Thursday marked the National Day of Prayer, a day that's been formally recognized by the government since 1952.
But despite a good turn-out by religious groups at events all over Colorado Springs, the day itself has become somewhat controversial.
The National Day of Prayer was observed by churches, some students at high schools, and even by religious groups gathering at City Hall. "This is happening all over the country," says Bill Cole, the pastor at Circles of Love Bible Church, who helped organize the city hall gathering. "We're all coming together, sharing a unified spirit."
But another conversation is brewing about whether there should be a national day for prayer at all.

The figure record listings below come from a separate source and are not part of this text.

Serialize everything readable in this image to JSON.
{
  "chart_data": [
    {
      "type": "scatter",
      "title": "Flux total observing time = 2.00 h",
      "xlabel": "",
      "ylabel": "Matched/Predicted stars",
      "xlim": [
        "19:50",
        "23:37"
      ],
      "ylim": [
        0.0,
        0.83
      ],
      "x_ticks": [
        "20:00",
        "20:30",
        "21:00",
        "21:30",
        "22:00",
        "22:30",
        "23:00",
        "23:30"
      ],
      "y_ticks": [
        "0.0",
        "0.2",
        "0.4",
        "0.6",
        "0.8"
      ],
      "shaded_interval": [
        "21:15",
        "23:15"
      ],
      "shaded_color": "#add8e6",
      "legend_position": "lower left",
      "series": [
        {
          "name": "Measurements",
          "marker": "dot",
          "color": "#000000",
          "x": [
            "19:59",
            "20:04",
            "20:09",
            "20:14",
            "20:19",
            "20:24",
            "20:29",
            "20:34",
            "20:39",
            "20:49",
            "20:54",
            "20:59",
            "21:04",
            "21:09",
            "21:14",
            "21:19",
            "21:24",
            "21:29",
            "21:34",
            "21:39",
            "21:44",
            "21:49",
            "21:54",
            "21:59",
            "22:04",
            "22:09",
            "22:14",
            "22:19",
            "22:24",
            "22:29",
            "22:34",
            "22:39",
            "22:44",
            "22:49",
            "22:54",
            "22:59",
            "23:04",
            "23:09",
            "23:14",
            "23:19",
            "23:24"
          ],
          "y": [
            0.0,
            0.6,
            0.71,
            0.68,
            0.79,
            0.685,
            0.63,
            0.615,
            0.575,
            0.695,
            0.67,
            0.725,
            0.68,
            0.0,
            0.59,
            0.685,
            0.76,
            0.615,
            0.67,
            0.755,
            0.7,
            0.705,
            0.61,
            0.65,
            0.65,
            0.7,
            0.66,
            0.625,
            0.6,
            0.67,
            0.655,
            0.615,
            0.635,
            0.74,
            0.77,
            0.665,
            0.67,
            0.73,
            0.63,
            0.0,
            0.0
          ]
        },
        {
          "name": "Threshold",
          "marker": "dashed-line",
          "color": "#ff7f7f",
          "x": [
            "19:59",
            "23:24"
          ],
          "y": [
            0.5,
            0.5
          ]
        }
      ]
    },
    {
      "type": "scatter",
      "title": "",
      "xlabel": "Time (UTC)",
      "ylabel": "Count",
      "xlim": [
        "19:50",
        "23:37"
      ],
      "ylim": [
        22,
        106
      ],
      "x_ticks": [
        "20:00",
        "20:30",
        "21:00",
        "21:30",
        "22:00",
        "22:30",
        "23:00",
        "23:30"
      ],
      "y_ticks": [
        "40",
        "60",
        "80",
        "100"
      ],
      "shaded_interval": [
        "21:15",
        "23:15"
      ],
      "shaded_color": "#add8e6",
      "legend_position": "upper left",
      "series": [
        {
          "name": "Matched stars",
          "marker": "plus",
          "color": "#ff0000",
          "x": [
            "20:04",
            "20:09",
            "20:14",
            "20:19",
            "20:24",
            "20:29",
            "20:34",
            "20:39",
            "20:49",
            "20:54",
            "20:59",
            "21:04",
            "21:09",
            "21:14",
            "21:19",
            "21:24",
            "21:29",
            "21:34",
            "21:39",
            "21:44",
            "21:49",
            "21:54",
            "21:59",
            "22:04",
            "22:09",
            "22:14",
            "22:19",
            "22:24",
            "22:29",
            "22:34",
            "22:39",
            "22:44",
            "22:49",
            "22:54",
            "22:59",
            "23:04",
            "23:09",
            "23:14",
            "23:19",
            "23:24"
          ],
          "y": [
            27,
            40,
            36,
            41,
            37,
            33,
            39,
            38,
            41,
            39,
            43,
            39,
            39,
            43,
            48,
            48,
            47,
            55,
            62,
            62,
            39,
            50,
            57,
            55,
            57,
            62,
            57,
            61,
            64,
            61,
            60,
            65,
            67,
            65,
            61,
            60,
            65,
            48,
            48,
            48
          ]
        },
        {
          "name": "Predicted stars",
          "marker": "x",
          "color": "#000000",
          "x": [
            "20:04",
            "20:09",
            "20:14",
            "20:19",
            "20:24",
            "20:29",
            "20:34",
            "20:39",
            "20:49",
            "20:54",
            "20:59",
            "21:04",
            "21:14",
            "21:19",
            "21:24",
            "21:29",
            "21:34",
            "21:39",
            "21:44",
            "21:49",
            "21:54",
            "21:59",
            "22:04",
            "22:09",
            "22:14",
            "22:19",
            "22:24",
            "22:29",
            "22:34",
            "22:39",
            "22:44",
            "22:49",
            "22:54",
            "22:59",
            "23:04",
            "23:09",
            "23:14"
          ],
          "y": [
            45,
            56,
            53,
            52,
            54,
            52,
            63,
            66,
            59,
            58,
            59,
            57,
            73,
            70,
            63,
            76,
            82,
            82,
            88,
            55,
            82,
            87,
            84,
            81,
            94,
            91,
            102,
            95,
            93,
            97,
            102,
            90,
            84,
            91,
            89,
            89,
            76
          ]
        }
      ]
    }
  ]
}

"The problem with the National Day of Prayer is the word national. 'Our nation's'. It's not," says John Patrick Michael Murphy, a life member of the Freedom From Religion Foundation. "They're not getting me to pray today or yesterday or tomorrow. And I'm a tax payer with the same rights as they have."
The Freedom from Religion Foundation placed billboards throughout Colorado Springs calling for a clear separation of church and state. They particularly targeted the Springs because Focus on the Family has a task force dedicated to enforcing the day.
"It's our mission to communicate with every individual the need for personal repentance and prayer," says Michael Calhoun of the National Day of Prayer Task Force. "Mobilizing the Christian community to intercede for America and its leadership, in the areas of military, media, education, church and family."
Murphy says he's not against a group's right to pray on a specific day, he just opposes his tax dollars being used for something he doesn't believe in. "They're doing it on our ground, on our time, on our dollar, and that's despicable."
An April 15th ruling by a district judge in Wisconsin calls the day unconstitutional. The suit was filed by the Freedom From Religion Foundation, and the ruling is being appealed.